The last 4 cable pins correspond to the motor terminals 4-D, 5-C, 6-B, 7-A… but for experimentation it’s easier to just solder leads directly to the motor pads. I used two pairs out of some old stranded CAT5, visible in the top picture.

IR Reflective Object Sensor Breakout


There is a bonus component on a little arc-shaped boardlet built into the flat flex. It appears to be some manner of reflective infrared optical sensor, which I assume was used to establish a home position in whatever these were designed for use in – frankly since it has convenient mounting holes and wiring it would be pretty nice to use the same way in most applications I would want one of these in.

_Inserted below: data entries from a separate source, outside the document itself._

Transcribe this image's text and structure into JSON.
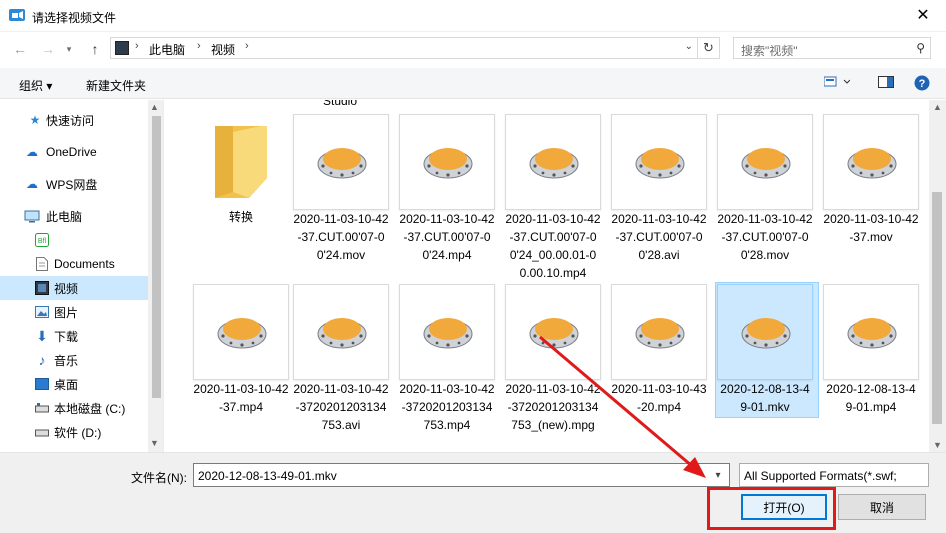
{
  "window": {
    "title": "请选择视频文件"
  },
  "address": {
    "path": [
      "此电脑",
      "视频"
    ]
  },
  "search": {
    "placeholder": "搜索\"视频\""
  },
  "commands": {
    "organize": "组织 ▾",
    "new_folder": "新建文件夹"
  },
  "sidebar": {
    "items": [
      {
        "label": "快速访问",
        "icon": "star-icon"
      },
      {
        "label": "OneDrive",
        "icon": "cloud-icon"
      },
      {
        "label": "WPS网盘",
        "icon": "cloud-icon"
      },
      {
        "label": "此电脑",
        "icon": "computer-icon"
      },
      {
        "label": "",
        "icon": "app-icon"
      },
      {
        "label": "Documents",
        "icon": "document-icon"
      },
      {
        "label": "视频",
        "icon": "video-icon",
        "selected": true
      },
      {
        "label": "图片",
        "icon": "picture-icon"
      },
      {
        "label": "下载",
        "icon": "download-icon"
      },
      {
        "label": "音乐",
        "icon": "music-icon"
      },
      {
        "label": "桌面",
        "icon": "desktop-icon"
      },
      {
        "label": "本地磁盘 (C:)",
        "icon": "drive-icon"
      },
      {
        "label": "软件 (D:)",
        "icon": "drive-icon"
      }
    ]
  },
  "partial_label_top": "Studio",
  "files": [
    {
      "name": "转换",
      "kind": "folder"
    },
    {
      "name": "2020-11-03-10-42-37.CUT.00'07-00'24.mov",
      "kind": "video"
    },
    {
      "name": "2020-11-03-10-42-37.CUT.00'07-00'24.mp4",
      "kind": "video"
    },
    {
      "name": "2020-11-03-10-42-37.CUT.00'07-00'24_00.00.01-00.00.10.mp4",
      "kind": "video"
    },
    {
      "name": "2020-11-03-10-42-37.CUT.00'07-00'28.avi",
      "kind": "video"
    },
    {
      "name": "2020-11-03-10-42-37.CUT.00'07-00'28.mov",
      "kind": "video"
    },
    {
      "name": "2020-11-03-10-42-37.mov",
      "kind": "video"
    },
    {
      "name": "2020-11-03-10-42-37.mp4",
      "kind": "video"
    },
    {
      "name": "2020-11-03-10-42-3720201203134753.avi",
      "kind": "video"
    },
    {
      "name": "2020-11-03-10-42-3720201203134753.mp4",
      "kind": "video"
    },
    {
      "name": "2020-11-03-10-42-3720201203134753_(new).mpg",
      "kind": "video"
    },
    {
      "name": "2020-11-03-10-43-20.mp4",
      "kind": "video"
    },
    {
      "name": "2020-12-08-13-49-01.mkv",
      "kind": "video",
      "selected": true
    },
    {
      "name": "2020-12-08-13-49-01.mp4",
      "kind": "video"
    }
  ],
  "footer": {
    "filename_label": "文件名(N):",
    "filename_value": "2020-12-08-13-49-01.mkv",
    "filetype_value": "All Supported Formats(*.swf;",
    "open_label": "打开(O)",
    "cancel_label": "取消"
  },
  "colors": {
    "selection": "#cce8ff",
    "accent": "#0078d7",
    "annotation": "#e01a1a",
    "folder": "#f7d774",
    "disc": "#f2a93b"
  }
}
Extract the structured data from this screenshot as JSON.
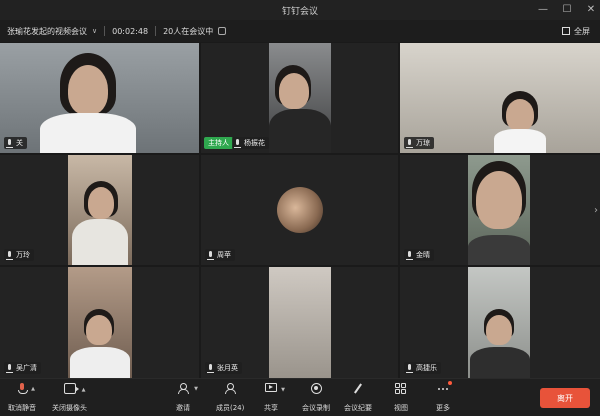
{
  "window": {
    "title": "钉钉会议",
    "controls": {
      "minimize": "—",
      "maximize": "☐",
      "close": "✕"
    }
  },
  "infobar": {
    "meeting_title": "张瑜花发起的视频会议",
    "duration": "00:02:48",
    "participants_label": "20人在会议中",
    "fullscreen_label": "全屏"
  },
  "tiles": [
    {
      "name": "关",
      "mic": "on"
    },
    {
      "name": "杨振花",
      "mic": "on",
      "host_label": "主持人"
    },
    {
      "name": "万琼",
      "mic": "on"
    },
    {
      "name": "万玲",
      "mic": "on"
    },
    {
      "name": "周苹",
      "mic": "on"
    },
    {
      "name": "金晴",
      "mic": "on"
    },
    {
      "name": "吴广清",
      "mic": "on"
    },
    {
      "name": "张月英",
      "mic": "on"
    },
    {
      "name": "高捷乐",
      "mic": "on"
    }
  ],
  "toolbar": {
    "mute_label": "取消静音",
    "camera_label": "关闭摄像头",
    "invite_label": "邀请",
    "members_label": "成员(24)",
    "share_label": "共享",
    "record_label": "会议录制",
    "minutes_label": "会议纪要",
    "view_label": "视图",
    "more_label": "更多",
    "leave_label": "离开"
  },
  "colors": {
    "host_badge": "#2fa84f",
    "leave_button": "#e8533a",
    "muted_mic": "#e2624b"
  }
}
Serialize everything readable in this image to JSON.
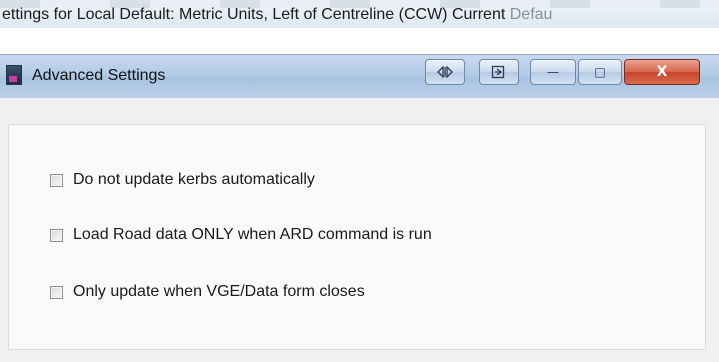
{
  "parent_window": {
    "title": "ettings for Local Default:  Metric Units, Left of Centreline (CCW) Current",
    "title_faded": " Defau"
  },
  "dialog": {
    "title": "Advanced Settings",
    "icon": "app-icon",
    "buttons": {
      "dock_icon": "dock-toggle-icon",
      "export_icon": "export-icon",
      "minimize_glyph": "—",
      "maximize_glyph": "□",
      "close_glyph": "X"
    }
  },
  "options": [
    {
      "label": "Do not update kerbs automatically",
      "checked": false
    },
    {
      "label": "Load Road data ONLY when ARD command is run",
      "checked": false
    },
    {
      "label": "Only update when VGE/Data form closes",
      "checked": false
    }
  ],
  "colors": {
    "titlebar": "#b3cbe6",
    "close_button": "#c8452b",
    "body": "#f0f0f0"
  }
}
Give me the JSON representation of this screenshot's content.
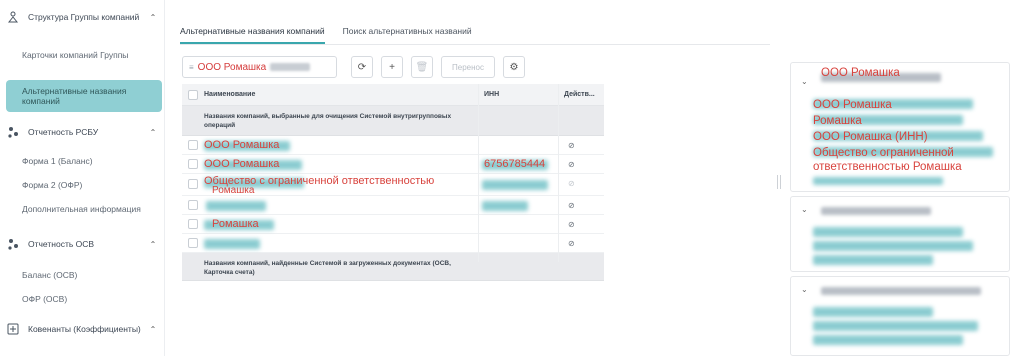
{
  "sidebar": {
    "sections": [
      {
        "label": "Структура Группы компаний",
        "icon": "org-structure-icon"
      },
      {
        "label": "Отчетность РСБУ",
        "icon": "hierarchy-icon"
      },
      {
        "label": "Отчетность ОСВ",
        "icon": "hierarchy-icon"
      },
      {
        "label": "Ковенанты (Коэффициенты)",
        "icon": "calculator-icon"
      }
    ],
    "items": [
      {
        "label": "Карточки компаний Группы"
      },
      {
        "label": "Альтернативные названия компаний",
        "active": true
      },
      {
        "label": "Форма 1 (Баланс)"
      },
      {
        "label": "Форма 2 (ОФР)"
      },
      {
        "label": "Дополнительная информация"
      },
      {
        "label": "Баланс (ОСВ)"
      },
      {
        "label": "ОФР (ОСВ)"
      }
    ]
  },
  "tabs": [
    {
      "label": "Альтернативные названия компаний",
      "active": true
    },
    {
      "label": "Поиск альтернативных названий",
      "active": false
    }
  ],
  "toolbar": {
    "search_value": "ООО Ромашка",
    "refresh_icon": "refresh-icon",
    "add_icon": "plus-icon",
    "delete_icon": "trash-icon",
    "transfer_label": "Перенос",
    "settings_icon": "gear-icon"
  },
  "table": {
    "columns": {
      "name": "Наименование",
      "inn": "ИНН",
      "actions": "Действ..."
    },
    "group1": "Названия компаний, выбранные для очищения Системой внутригрупповых операций",
    "rows": [
      {
        "name": "ООО Ромашка",
        "inn": ""
      },
      {
        "name": "ООО Ромашка",
        "inn": "6756785444"
      },
      {
        "name": "Общество с ограниченной ответственностью",
        "name2": "Ромашка",
        "inn": ""
      },
      {
        "name": "",
        "inn": ""
      },
      {
        "name": "Ромашка",
        "inn": ""
      },
      {
        "name": "",
        "inn": ""
      }
    ],
    "group2": "Названия компаний, найденные Системой в загруженных документах (ОСВ, Карточка счета)"
  },
  "right_panel": {
    "card1": {
      "header": "ООО Ромашка",
      "lines": [
        "ООО Ромашка",
        "Ромашка",
        "ООО Ромашка (ИНН)",
        "Общество с ограниченной",
        "ответственностью Ромашка"
      ]
    }
  },
  "colors": {
    "accent": "#3aa7ad",
    "active_bg": "#8fcfd3",
    "highlight_text": "#d8433d"
  }
}
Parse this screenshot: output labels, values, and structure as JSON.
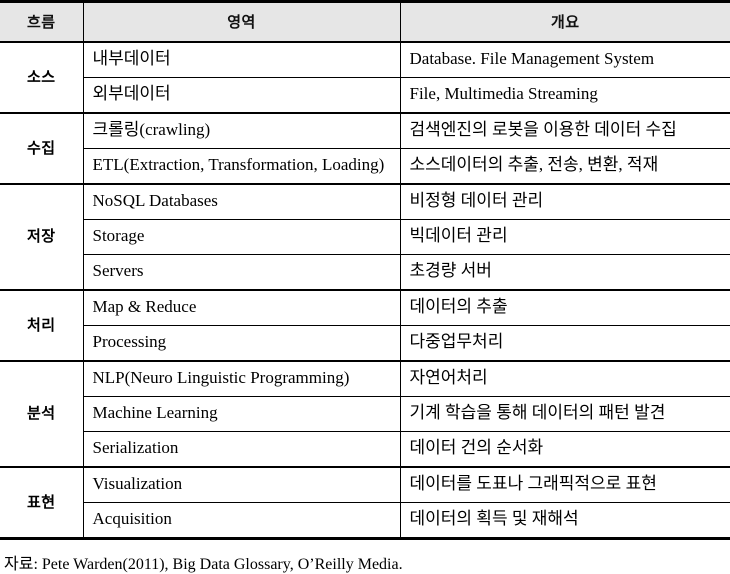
{
  "table": {
    "headers": {
      "flow": "흐름",
      "area": "영역",
      "overview": "개요"
    },
    "groups": [
      {
        "flow": "소스",
        "rows": [
          {
            "area": "내부데이터",
            "desc": "Database. File Management System"
          },
          {
            "area": "외부데이터",
            "desc": "File,  Multimedia  Streaming"
          }
        ]
      },
      {
        "flow": "수집",
        "rows": [
          {
            "area": "크롤링(crawling)",
            "desc": "검색엔진의 로봇을 이용한 데이터 수집"
          },
          {
            "area": "ETL(Extraction,  Transformation,  Loading)",
            "desc": "소스데이터의 추출, 전송, 변환, 적재"
          }
        ]
      },
      {
        "flow": "저장",
        "rows": [
          {
            "area": "NoSQL Databases",
            "desc": "비정형 데이터 관리"
          },
          {
            "area": "Storage",
            "desc": "빅데이터 관리"
          },
          {
            "area": "Servers",
            "desc": "초경량 서버"
          }
        ]
      },
      {
        "flow": "처리",
        "rows": [
          {
            "area": "Map  &  Reduce",
            "desc": "데이터의 추출"
          },
          {
            "area": "Processing",
            "desc": "다중업무처리"
          }
        ]
      },
      {
        "flow": "분석",
        "rows": [
          {
            "area": "NLP(Neuro Linguistic Programming)",
            "desc": "자연어처리"
          },
          {
            "area": "Machine  Learning",
            "desc": "기계 학습을 통해 데이터의 패턴 발견"
          },
          {
            "area": "Serialization",
            "desc": "데이터 건의 순서화"
          }
        ]
      },
      {
        "flow": "표현",
        "rows": [
          {
            "area": "Visualization",
            "desc": "데이터를 도표나 그래픽적으로 표현"
          },
          {
            "area": "Acquisition",
            "desc": "데이터의 획득 및 재해석"
          }
        ]
      }
    ]
  },
  "source_note": "자료: Pete Warden(2011), Big Data Glossary, O’Reilly Media."
}
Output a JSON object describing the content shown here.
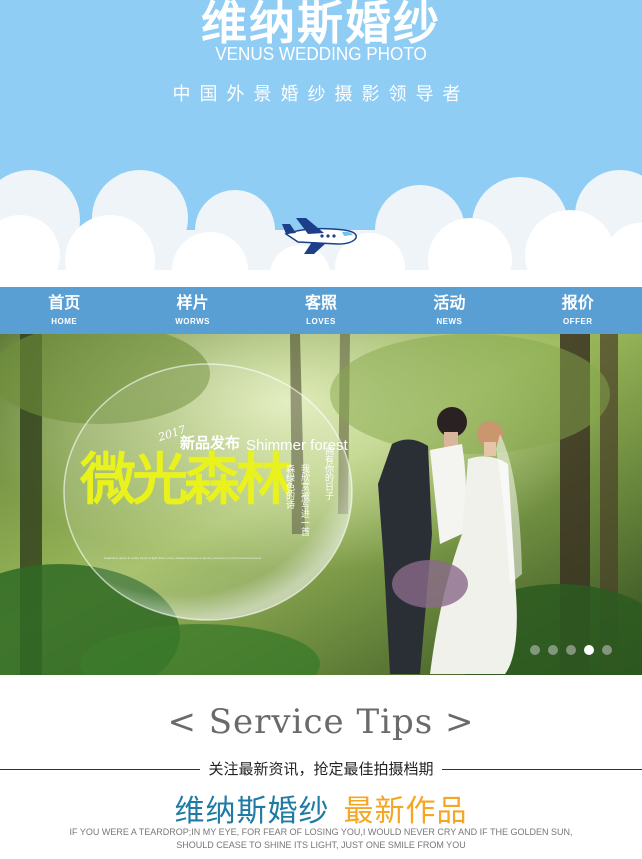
{
  "header": {
    "brand_title": "维纳斯婚纱",
    "brand_subtitle": "VENUS WEDDING PHOTO",
    "tagline": "中国外景婚纱摄影领导者"
  },
  "nav": {
    "items": [
      {
        "label": "首页",
        "en": "HOME"
      },
      {
        "label": "样片",
        "en": "WORWS"
      },
      {
        "label": "客照",
        "en": "LOVES"
      },
      {
        "label": "活动",
        "en": "NEWS"
      },
      {
        "label": "报价",
        "en": "OFFER"
      }
    ]
  },
  "banner": {
    "year": "2017",
    "release": "新品发布",
    "name_en": "Shimmer forest",
    "title": "微光森林",
    "poem_1": "森绿色的诗",
    "poem_2": "我欣赏被写进一首",
    "poem_3": "拥有你的日子",
    "small_text": "Happiness grows in a fairy forest of light where every whisper becomes a memory and every memory becomes forever",
    "slides": 5,
    "active_slide": 4
  },
  "service": {
    "title": "< Service Tips >",
    "subtitle": "关注最新资讯，抢定最佳拍摄档期",
    "works_brand": "维纳斯婚纱",
    "works_new": "最新作品",
    "quote_line1": "IF YOU WERE A TEARDROP;IN MY EYE, FOR FEAR OF LOSING YOU,I WOULD NEVER CRY AND IF THE GOLDEN SUN,",
    "quote_line2": "SHOULD CEASE TO SHINE ITS LIGHT, JUST ONE SMILE FROM YOU"
  },
  "colors": {
    "sky": "#8fcdf5",
    "nav": "#5a9fd4",
    "title_yellow": "#e9f21c",
    "brand_blue": "#1f7ba3",
    "accent_orange": "#f5a623"
  }
}
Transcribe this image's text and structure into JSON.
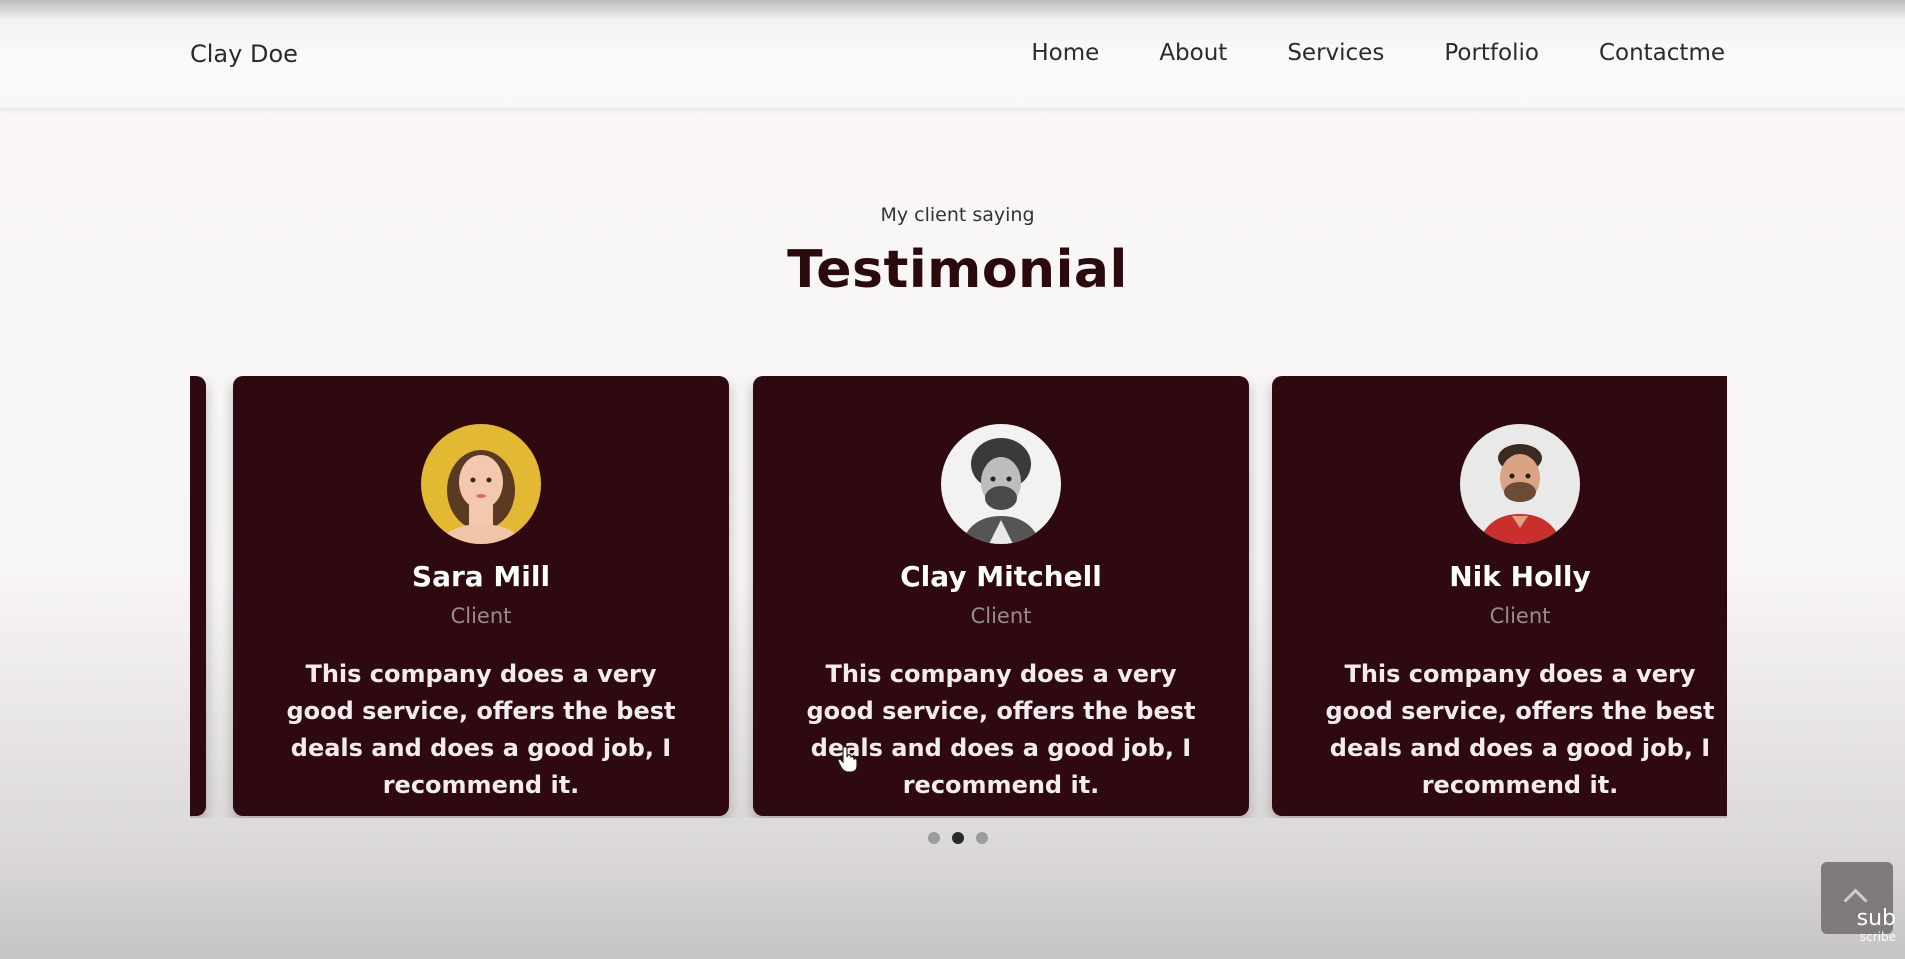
{
  "header": {
    "brand": "Clay Doe",
    "nav": [
      "Home",
      "About",
      "Services",
      "Portfolio",
      "Contactme"
    ]
  },
  "section": {
    "subtitle": "My client saying",
    "title": "Testimonial"
  },
  "testimonials": [
    {
      "name": "Sara Mill",
      "role": "Client",
      "text": "This company does a very good service, offers the best deals and does a good job, I recommend it."
    },
    {
      "name": "Clay Mitchell",
      "role": "Client",
      "text": "This company does a very good service, offers the best deals and does a good job, I recommend it."
    },
    {
      "name": "Nik Holly",
      "role": "Client",
      "text": "This company does a very good service, offers the best deals and does a good job, I recommend it."
    }
  ],
  "carousel": {
    "active_dot": 1
  },
  "watermark": {
    "line1": "sub",
    "line2": "scribe"
  },
  "colors": {
    "card_bg": "#2e0a10",
    "title": "#2a0a0d"
  },
  "icons": {
    "scroll_top": "chevron-up-icon",
    "cursor": "hand-cursor-icon"
  }
}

The first three ribbon pins are attached to this part, and none of these pins are shared with the motor itself. For discussion, let’s number the pins 1,2 left to right on the side toward the flex cable, and 3,4 right to left along the other in typical IC fashion. The pins are broken out Part 1 = Flex 1, Part 2 = Flex 2, Part 3 = also Flex 1, Part 4 = Flex 3.

Two of the pins (+ on 2, – on 3) appear to be a diode with a 1V forward voltage, and after I thought about it and checked with a camera with a bad IR filter, it is an infrared LED. The other pair seem to be a phototransistor or similar; it reads about 1.5MΩ from pin 4 to pin 1 in darkness and 1KΩ across the same with an IR LED pointed at it.

I’m not sure what I’m going to do with these, but they seem promising for small motion systems, especially since (if I bought bulk packs of each from China) you could get the motor and pair of H-bridges to drive it for under a dollar. Hopefully I’ll run into something to play with them in and/or my reversing work will enable someone else’s cool project.